Una crescita iniziatasi per l’aumento del tasso di risparmio è senz’altro sostenibile, proprio perché modifica il sistema in modo strutturale. Il punto di equilibrio cui si tende si è modificato, è più alto. Il boom indotto da un tasso reale al di sotto del livello di equilibrio, al contrario, si interrompe quando l’espansione monetaria non è più sostenibile, a causa dell’inflazione indotta. A questo punto si genera la crisi, che è tanto più grave quanto più ampia e artificiosa era stata l’espansione del credito.
In quest’ultima evenienza la deflazione è assolutamente necessaria, per guidare il sistema all’equilibrio precedente al boom. Le iniezioni monetarie dei governi, invece, tendono a rallentarla, nel tentativo di proseguire con l’illusione della ricchezza artificiale. È un concetto duro da digerire, ma i debiti, prima o poi, si pagano. Così è assolutamente stolto pensare di uscire dalla crisi senza danni. Un tossicodipendente può uscire dalle sue violente crisi solo arrivando a schiumare. È doloroso, sì, ma assolutamente necessario.
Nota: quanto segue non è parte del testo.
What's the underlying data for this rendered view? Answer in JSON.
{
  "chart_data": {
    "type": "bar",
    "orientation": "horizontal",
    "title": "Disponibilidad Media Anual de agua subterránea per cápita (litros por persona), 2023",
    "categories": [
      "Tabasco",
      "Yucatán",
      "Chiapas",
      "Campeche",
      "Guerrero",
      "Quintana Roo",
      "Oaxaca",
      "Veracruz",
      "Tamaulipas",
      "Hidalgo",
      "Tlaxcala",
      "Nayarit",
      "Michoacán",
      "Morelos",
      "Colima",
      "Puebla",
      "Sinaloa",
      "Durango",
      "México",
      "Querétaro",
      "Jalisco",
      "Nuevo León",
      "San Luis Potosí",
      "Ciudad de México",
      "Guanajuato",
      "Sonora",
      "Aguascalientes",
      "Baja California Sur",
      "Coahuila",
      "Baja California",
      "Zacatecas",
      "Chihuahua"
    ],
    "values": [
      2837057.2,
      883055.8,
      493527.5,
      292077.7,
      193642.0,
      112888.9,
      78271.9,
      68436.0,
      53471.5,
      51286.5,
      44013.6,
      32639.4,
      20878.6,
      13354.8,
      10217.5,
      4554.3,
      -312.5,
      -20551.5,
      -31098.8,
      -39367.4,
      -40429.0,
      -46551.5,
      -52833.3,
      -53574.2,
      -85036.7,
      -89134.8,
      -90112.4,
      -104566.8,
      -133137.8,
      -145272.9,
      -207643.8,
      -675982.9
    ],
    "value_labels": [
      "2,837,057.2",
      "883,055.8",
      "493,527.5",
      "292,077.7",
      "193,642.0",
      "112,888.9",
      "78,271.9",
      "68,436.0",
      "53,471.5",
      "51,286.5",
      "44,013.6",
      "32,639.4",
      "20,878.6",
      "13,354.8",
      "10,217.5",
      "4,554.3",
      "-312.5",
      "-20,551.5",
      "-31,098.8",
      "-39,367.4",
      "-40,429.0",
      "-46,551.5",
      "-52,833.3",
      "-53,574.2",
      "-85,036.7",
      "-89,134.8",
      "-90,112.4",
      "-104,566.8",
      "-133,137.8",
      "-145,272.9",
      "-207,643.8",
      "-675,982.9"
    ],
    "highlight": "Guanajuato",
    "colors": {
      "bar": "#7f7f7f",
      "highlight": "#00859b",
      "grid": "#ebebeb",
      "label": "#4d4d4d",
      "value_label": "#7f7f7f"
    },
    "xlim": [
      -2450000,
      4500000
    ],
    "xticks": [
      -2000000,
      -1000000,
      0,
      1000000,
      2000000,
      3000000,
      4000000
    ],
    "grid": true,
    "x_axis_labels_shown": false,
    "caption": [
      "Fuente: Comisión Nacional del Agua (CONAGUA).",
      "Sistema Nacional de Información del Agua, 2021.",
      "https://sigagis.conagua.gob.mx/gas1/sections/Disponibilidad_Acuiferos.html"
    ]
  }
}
E, di solito, tale processo si accompagna ad una rinnovata consapevolezza. Quando, invece, l’astinenza è placata da nuove dosi, si continuano a produrre gli stessi perniciosi effetti.
I governi mondiali lo capiranno? Non siamo sostenitori della decrescita. Ma di una crescita sana, sostenuta dal risparmio reale. Certo, essa è più lenta e faticosa, ma più duratura. Le onde effimere, invece, si infrangono sugli scogli.